Melott added that lower color temperature bulbs are similar in price to the LED brand used in Lawrence, which are 4,000 kelvins.

“It’s typically about 3 percent,” Melott said. “So, to sacrifice the environment, human health and wildlife health for a 3 percent difference is to me not a very good idea.”

But there are varying opinions on the AMA recommendation. The lighting industry has vigorously challenged the accuracy of the AMA’s advisory. And the Department of Energy issued a response that said the effects of exposure to blue light at night also apply to light from television, phone and computer screens and depend on the amount of light and duration of exposure.

City staff said it could be costly to change the lighting now. Gina Penzig, a spokeswoman for Westar Energy, said LED lighting is embedded in the street lamps, meaning changing the lighting would require new streetlight fixtures.

Westar owns a majority of the outdoor lighting in Lawrence. Including traffic lights, Westar owns 3,500 lights while the city owns about 800 street, pedestrian or parking lot lights. Westar is also converting to LED lights and is using 4,000-kelvin lights.

Changing the city’s lighting without Westar doing the same would have minimal impact, if any, on Lawrence lighting. The city spent $850,000 on street lighting service in 2017, and staff estimates “the potential for a significant cost impact” if the city were to switch lighting.

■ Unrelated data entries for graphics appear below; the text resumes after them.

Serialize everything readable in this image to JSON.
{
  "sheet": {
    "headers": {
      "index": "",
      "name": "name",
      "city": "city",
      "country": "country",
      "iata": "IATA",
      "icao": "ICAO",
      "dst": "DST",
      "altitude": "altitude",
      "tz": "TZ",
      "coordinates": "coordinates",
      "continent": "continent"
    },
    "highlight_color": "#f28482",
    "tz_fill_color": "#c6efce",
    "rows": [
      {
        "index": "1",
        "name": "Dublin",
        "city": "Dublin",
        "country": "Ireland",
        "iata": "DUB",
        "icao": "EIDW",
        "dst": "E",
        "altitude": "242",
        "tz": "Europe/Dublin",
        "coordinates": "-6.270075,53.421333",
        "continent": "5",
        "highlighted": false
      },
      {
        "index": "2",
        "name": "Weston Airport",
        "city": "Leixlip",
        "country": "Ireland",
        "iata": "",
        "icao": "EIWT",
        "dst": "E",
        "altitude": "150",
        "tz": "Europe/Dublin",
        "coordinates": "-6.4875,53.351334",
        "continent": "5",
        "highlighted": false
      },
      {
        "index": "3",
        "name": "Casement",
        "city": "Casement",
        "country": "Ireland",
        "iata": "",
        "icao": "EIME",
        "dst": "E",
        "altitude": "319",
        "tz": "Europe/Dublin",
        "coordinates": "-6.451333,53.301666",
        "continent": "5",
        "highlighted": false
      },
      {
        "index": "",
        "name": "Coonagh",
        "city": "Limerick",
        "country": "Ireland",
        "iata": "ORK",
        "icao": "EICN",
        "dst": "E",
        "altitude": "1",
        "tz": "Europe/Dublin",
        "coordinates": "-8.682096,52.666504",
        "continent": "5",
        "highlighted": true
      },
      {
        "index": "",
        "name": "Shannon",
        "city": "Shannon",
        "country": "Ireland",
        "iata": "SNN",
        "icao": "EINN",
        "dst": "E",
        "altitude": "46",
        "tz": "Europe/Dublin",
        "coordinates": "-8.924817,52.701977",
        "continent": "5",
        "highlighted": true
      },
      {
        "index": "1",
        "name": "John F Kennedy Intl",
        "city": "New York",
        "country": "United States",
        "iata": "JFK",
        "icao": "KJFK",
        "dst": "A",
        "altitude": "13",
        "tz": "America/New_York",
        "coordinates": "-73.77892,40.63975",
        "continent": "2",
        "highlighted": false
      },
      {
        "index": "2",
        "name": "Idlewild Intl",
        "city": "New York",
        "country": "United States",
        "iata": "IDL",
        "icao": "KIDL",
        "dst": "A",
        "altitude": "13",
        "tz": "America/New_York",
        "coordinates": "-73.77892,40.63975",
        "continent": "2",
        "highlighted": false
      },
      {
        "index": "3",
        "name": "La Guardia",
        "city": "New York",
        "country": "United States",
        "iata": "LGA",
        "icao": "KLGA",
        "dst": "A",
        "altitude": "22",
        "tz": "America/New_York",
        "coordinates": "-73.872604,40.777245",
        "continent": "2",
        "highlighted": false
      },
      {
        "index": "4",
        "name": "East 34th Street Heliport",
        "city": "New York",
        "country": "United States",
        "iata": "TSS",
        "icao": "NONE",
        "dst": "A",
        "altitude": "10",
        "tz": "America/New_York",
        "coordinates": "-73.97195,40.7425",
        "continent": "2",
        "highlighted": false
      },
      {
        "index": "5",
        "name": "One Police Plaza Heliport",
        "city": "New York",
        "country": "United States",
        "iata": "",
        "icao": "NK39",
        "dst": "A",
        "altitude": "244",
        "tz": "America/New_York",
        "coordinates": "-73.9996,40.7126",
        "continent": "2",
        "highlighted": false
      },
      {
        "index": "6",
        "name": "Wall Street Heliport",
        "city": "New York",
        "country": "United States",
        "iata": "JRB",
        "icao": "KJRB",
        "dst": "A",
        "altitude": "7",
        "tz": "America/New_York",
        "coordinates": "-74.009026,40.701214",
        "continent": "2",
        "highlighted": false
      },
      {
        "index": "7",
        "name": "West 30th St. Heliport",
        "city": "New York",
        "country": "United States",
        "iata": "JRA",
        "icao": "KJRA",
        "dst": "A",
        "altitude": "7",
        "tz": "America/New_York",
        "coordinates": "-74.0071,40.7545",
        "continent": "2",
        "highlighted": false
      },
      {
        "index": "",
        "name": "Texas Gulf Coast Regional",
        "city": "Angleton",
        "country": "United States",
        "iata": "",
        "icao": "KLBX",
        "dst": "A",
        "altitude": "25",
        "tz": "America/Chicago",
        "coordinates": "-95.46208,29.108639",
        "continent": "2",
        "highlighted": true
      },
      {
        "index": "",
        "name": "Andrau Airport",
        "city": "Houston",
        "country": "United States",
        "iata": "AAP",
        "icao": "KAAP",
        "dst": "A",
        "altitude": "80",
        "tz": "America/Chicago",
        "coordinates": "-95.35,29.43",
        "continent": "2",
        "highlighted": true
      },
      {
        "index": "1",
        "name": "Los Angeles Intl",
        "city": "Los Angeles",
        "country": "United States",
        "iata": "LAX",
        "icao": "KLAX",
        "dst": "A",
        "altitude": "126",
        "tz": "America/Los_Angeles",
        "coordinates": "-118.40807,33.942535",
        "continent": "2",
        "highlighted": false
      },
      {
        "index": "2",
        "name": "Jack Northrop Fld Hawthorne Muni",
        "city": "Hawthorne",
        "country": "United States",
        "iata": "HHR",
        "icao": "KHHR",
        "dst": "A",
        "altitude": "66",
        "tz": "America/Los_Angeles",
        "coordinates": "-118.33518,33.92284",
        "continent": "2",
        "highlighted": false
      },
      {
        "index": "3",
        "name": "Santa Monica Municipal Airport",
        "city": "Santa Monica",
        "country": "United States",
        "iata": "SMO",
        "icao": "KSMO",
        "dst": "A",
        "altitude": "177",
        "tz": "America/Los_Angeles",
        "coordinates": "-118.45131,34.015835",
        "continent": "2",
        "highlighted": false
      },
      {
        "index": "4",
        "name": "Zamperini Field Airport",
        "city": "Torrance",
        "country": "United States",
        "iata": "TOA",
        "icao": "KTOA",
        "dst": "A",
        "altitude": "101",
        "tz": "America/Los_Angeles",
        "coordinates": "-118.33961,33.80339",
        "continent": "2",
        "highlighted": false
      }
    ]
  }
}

As the city considers future street light projects, perhaps there is a different lighting that will better meet Lawrence’s needs. But it doesn’t make financial or environmental sense to switch in the middle of the city’s current project to update its outdoor lighting. The city should thank the Lawrence Alliance for Responsible Lighting for its information, but stick with its existing lighting plans.